Karstquellen Antalya - ein hydrologische Wunder?
- Geschrieben von Portal Editor
Karstquellen - Eine ganze Abfolge von Karstquellen, Schlucklöchern und Wasserfällen findet man in der näheren Umgebung von Antalya.
Folgt man 11 km nordwestlich von Antalya am Abzweig der Fernstraße nach Korkuteli nicht der neuen Schnellroute nach Burdur, sondern der alten Trasse über Dösermalti, so erreicht man einige Kilometer hinter diesem Ort die beiden großen Karstquellen Kirkgöz (unweit eine gewaltige Karawanserei von 1236) und Piarbasi.

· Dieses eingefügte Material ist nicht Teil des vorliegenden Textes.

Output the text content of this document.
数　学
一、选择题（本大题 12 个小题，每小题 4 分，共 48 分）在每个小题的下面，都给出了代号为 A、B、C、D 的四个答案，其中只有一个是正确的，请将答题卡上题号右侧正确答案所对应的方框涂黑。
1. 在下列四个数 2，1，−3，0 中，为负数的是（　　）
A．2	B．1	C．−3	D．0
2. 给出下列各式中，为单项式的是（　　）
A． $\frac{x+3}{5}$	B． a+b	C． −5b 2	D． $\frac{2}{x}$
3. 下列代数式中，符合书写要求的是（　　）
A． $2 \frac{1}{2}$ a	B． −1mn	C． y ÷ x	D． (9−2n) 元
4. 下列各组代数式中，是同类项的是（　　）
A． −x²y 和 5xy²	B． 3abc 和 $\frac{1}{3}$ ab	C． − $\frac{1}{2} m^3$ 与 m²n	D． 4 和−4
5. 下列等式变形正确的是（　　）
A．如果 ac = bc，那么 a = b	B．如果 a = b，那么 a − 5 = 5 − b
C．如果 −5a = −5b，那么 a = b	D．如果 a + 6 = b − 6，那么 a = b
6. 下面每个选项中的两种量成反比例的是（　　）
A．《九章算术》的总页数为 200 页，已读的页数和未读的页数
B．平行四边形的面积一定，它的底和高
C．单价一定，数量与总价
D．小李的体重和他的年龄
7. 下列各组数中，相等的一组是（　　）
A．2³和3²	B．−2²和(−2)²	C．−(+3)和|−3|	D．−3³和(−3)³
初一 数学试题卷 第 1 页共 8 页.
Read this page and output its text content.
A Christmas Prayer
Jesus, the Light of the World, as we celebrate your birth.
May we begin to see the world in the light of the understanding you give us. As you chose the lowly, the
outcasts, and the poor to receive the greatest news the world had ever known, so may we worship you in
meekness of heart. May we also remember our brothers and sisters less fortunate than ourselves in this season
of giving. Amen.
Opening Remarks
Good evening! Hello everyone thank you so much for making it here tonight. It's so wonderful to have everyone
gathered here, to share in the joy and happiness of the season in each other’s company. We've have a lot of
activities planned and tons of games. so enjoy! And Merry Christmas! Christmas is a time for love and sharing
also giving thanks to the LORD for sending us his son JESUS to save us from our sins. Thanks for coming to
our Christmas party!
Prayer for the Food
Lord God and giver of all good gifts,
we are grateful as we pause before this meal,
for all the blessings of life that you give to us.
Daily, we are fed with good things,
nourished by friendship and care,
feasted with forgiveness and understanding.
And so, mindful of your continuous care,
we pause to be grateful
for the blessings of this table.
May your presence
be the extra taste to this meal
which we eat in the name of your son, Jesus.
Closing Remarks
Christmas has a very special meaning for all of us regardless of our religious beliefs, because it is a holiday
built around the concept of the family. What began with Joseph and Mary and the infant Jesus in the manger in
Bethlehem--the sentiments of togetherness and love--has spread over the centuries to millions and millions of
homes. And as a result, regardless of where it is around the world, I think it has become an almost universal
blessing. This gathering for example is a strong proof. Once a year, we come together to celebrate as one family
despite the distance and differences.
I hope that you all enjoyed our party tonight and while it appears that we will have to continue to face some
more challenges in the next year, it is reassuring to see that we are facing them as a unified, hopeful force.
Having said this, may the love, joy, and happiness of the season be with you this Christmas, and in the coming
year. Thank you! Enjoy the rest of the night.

Die stark schüttenden Quellen verschwinden bereits hinter dem Wasserverteiler (Regülatör) im Höhlensystem Biyikli Düdeni.
Einige der Karstschlünde sind so groß, dass sie einen Strom oder einen See aufnehmen könnten (bis zu 30.000 l/sec.).
Diese und andere Karstquellen am Rand des Taurus nördlich und westlich von Antalya haben durch Ausscheidung von gelöstem Kalk seit 1,5 - 2 Mio. Jahren ausgedehnte, bis zu 275 m mächtige Travertinterrassen (ähnlich wie bei Pamukkale) von 35 km Länge und bis zu 20 km Breite (650 km2) abgelagert, die bis ins Meer reichen.
Von Biyikli fließt das Wasser 14 km unterirdisch, tritt am Varsak Obruk (Riesendoline) kurzfristig an die Erdoberfläche und verschwindet für weitere 2 km, um bei Düdenbasi unter kräftigem Druck erneut ans Tageslicht zu kommen.
Das am Regülatör bei Biyikli abgeleitete Wasser wird hier wieder zugeführt und zusammen stürzen dann die Gewässer des Düden Cayi über sehenswerte Kaskaden in eine enge Schlucht im Travertin. Die oberen Wasserfälle (Düdenbasi Selalesi) erreicht man von der nördlichen Umgehungsstraße Antalya) aus über eine kleine Zufahrt (Kizilirmak Caddesi) nordöstlich der Stadt.
Die unteren Wasserfälle des Düden Cayi (Düdenbasi Selalesi) stürzen im Südosten der Stadt bei einem kleinen Park unmittelbar an der Küstenstraße nach Lara Plaji von der 20 m hohen Travertinkante ins Meer.
Grundsätzlich ist eine Karstquelle der Wasseraustrittsort eines Karstgrundwasserleiters in einem Karstsystem. Damit verbunden ist die unterirdische Entwässerung eines größeren Gebietes, was dazu führt, dass Karstquellen häufig eine sehr große Schüttung aufweisen.
Karstquellen gibt es an vielen Orten auf der Welt
Die Karstquellen treten an Stellen des Karstgrundwasserleiters auf, die einen leichten Austritt aus den verkarsteten Gesteinseinheiten ermöglichen. Sie gehören zum geomorphologischen Formenschatz des Karstes und können verteilt auf einem Höhenhorizont das Wasser an mehreren Stellen abgeben, die Karstquellenlinie.
Wenn eine Karstquelle eine trichter- oder kesselartige Form hat, werden solche Wasseraustrittsstellen auch als Quelltopf bezeichnet, was sich in Gewässernamen wie Aachtopf, Blautopf, Brenztopf oder Lonetopf widerspiegelt. Andere Karstquellen entspringen Felswänden, etwa die Kuhfluchtquelle, die Source du Lison, das Tote Weib oder die Rinquelle.